Mandatory plug of this article[0] describing how to use the Zig language toolchain to get easy cross-compilation with CGO.
It's really cool because cross-compilation is, imo, the most painful part of CGO - right after being incompatible with the whole runtime model, being blocking, and being hard to profile with Go profiling tools.
Compile in Debian.
It has a full cross compile tool chain and is as simple as adding the target architecture to dpkg to get the libraries you need (assuming you don't mind the versions packaged for Debian).
Getting the right libs is really the hardest part of cross compiling, and zig can't really help there.
Not to crap on zig, it's pretty badass, just offering a well battle tested alternative.
Wow this is awesome, thanks!

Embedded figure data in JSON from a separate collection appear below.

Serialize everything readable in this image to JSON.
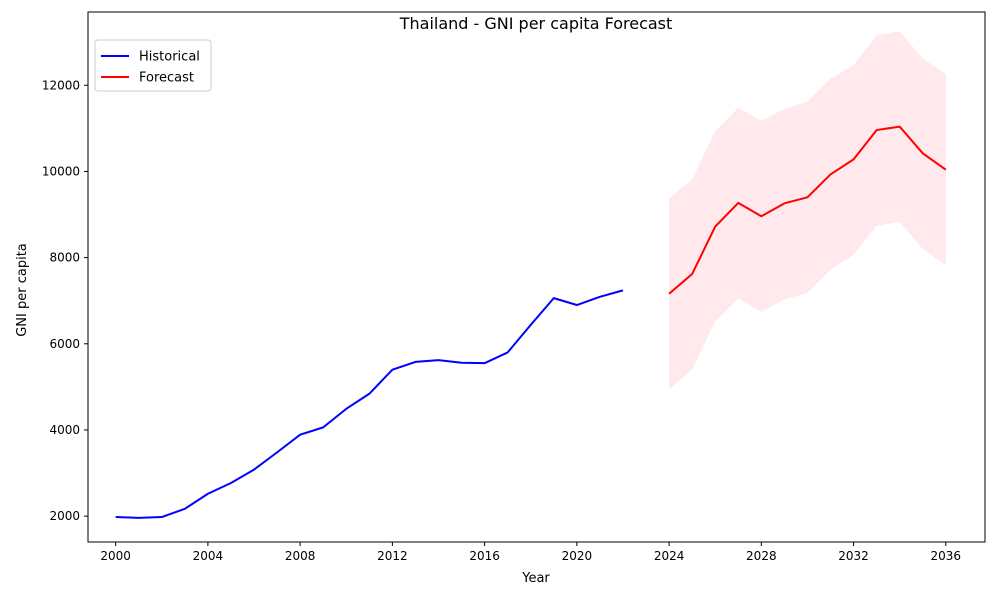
{
  "chart_data": {
    "type": "line",
    "title": "Thailand - GNI per capita Forecast",
    "xlabel": "Year",
    "ylabel": "GNI per capita",
    "xlim": [
      1998.8,
      2037.7
    ],
    "ylim": [
      1400,
      13700
    ],
    "x_ticks": [
      2000,
      2004,
      2008,
      2012,
      2016,
      2020,
      2024,
      2028,
      2032,
      2036
    ],
    "y_ticks": [
      2000,
      4000,
      6000,
      8000,
      10000,
      12000
    ],
    "grid": false,
    "legend_position": "top-left",
    "series": [
      {
        "name": "Historical",
        "color": "#0000ff",
        "x": [
          2000,
          2001,
          2002,
          2003,
          2004,
          2005,
          2006,
          2007,
          2008,
          2009,
          2010,
          2011,
          2012,
          2013,
          2014,
          2015,
          2016,
          2017,
          2018,
          2019,
          2020,
          2021,
          2022
        ],
        "y": [
          1980,
          1960,
          1980,
          2170,
          2520,
          2770,
          3080,
          3480,
          3890,
          4060,
          4490,
          4840,
          5400,
          5580,
          5620,
          5560,
          5550,
          5800,
          6440,
          7060,
          6900,
          7090,
          7240
        ]
      },
      {
        "name": "Forecast",
        "color": "#ff0000",
        "x": [
          2024,
          2025,
          2026,
          2027,
          2028,
          2029,
          2030,
          2031,
          2032,
          2033,
          2034,
          2035,
          2036
        ],
        "y": [
          7160,
          7620,
          8720,
          9270,
          8960,
          9260,
          9400,
          9930,
          10280,
          10960,
          11040,
          10420,
          10040
        ]
      }
    ],
    "confidence_band": {
      "color": "#ffc0cb",
      "x": [
        2024,
        2025,
        2026,
        2027,
        2028,
        2029,
        2030,
        2031,
        2032,
        2033,
        2034,
        2035,
        2036
      ],
      "upper": [
        9370,
        9820,
        10930,
        11480,
        11170,
        11450,
        11620,
        12150,
        12470,
        13160,
        13250,
        12620,
        12260
      ],
      "lower": [
        4940,
        5410,
        6520,
        7060,
        6740,
        7030,
        7180,
        7720,
        8070,
        8740,
        8830,
        8200,
        7830
      ]
    }
  }
}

I'm working on a Go project that uses sqlite right now, and I thought I was going to have to use xgo[1], which is cool and all, but it's like an 8 GB docker container, and I'd still be worried about glibc issues.
The default go sqlite driver is https://github.com/mattn/go-sqlite3, which is quite lovely, but I ran into issues with concurrency on read only databases.
I'm now using https://github.com/crawshaw/sqlite and it seems to address those issues (but I haven't gotten around to setting up a proper test to confirm). It may be worth perusing if you do run into performance problems. It does come with the caveat of not being a database/sql driver though.
It's really cool because cross-compilation is, imo, the most painful part of CGO - right after being incompatible with the whole runtime model, being blocking, and being hard to profile with Go profiling tools.
[0]: https://dev.to/kristoff/zig-makes-go-cross-compilation-just-...
Disclaimer: Not affiliated with the author in any way.